According to WebMD, "Mites are tiny bugs in the tick and spider family" of which there are thousands of species, each with its own "eating, biting, and bloodsucking habits." Pest experts say, however, that certain species are more likely to bite you while you're sleeping.

"One of the more common biting bugs that we find in people's beds are bird mites or rodent mites," says Diana Ludwiczak, a NYC-certified bed bug and pest inspector and owner of Doctor Sniffs Bed Bug Dogs. "These are blood-sucking parasites that start biting humans when their host either leaves or is killed." She notes that their bites are often misidentified as being from bed bugs.

As the names suggest, rodent mites feast on mice or rats, while bird bites may get inside "if you have birds or a birds nest on the balcony/deck of your bedroom," explains Wede.

John Melchior, owner of Kapture Pest Control, notes that mites bite people at night because they are "easy targets (not moving) with a slowed blood flow."
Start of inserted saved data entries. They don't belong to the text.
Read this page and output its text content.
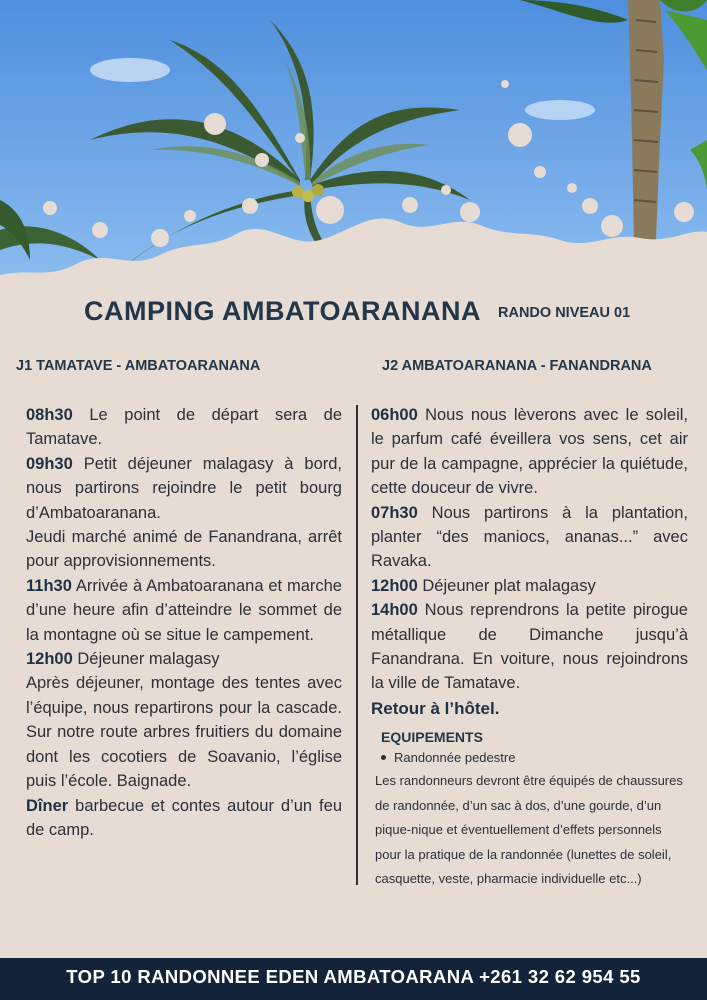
CAMPING AMBATOARANANA RANDO NIVEAU 01
J1 TAMATAVE - AMBATOARANANA	J2 AMBATOARANANA - FANANDRANA

08h30 Le point de départ sera de Tamatave.

09h30 Petit déjeuner malagasy à bord, nous partirons rejoindre le petit bourg d’Ambatoaranana.

Jeudi marché animé de Fanandrana, arrêt pour approvisionnements.

11h30 Arrivée à Ambatoaranana et marche d’une heure afin d’atteindre le sommet de la montagne où se situe le campement.

12h00 Déjeuner malagasy

Après déjeuner, montage des tentes avec l’équipe, nous repartirons pour la cascade. Sur notre route arbres fruitiers du domaine dont les cocotiers de Soavanio, l’église puis l’école. Baignade.

Dîner barbecue et contes autour d’un feu de camp.

06h00 Nous nous lèverons avec le soleil, le parfum café éveillera vos sens, cet air pur de la campagne, apprécier la quiétude, cette douceur de vivre.

07h30 Nous partirons à la plantation, planter “des maniocs, ananas...” avec Ravaka.

12h00 Déjeuner plat malagasy

14h00 Nous reprendrons la petite pirogue métallique de Dimanche jusqu’à Fanandrana. En voiture, nous rejoindrons la ville de Tamatave.

Retour à l’hôtel.
EQUIPEMENTS
Randonnée pedestre
Les randonneurs devront être équipés de chaussures de randonnée, d’un sac à dos, d’une gourde, d’un pique-nique et éventuellement d’effets personnels pour la pratique de la randonnée (lunettes de soleil, casquette, veste, pharmacie individuelle etc...)
TOP 10 RANDONNEE EDEN AMBATOARANA +261 32 62 954 55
A specific type of mite, chiggers are tiny red bugs that can result in very itchy bites. "People are the main source of food for chiggers," Foster says. "This small, minuscule insect attaches itself to the skin, remaining tight for a few days, and then falls off."

Vulcan notes that you're most likely to get a chigger bite during the spring, summer, or fall while camping or sleeping outdoors. But Wede adds that, since they're often found in yards with taller grass and/or a backyard pool, they "can come inside on clothing or towels."

Wede adds that chigger bites can be "misdiagnosed as a dermatological or skin condition," since they're very tiny and appear almost like a rash.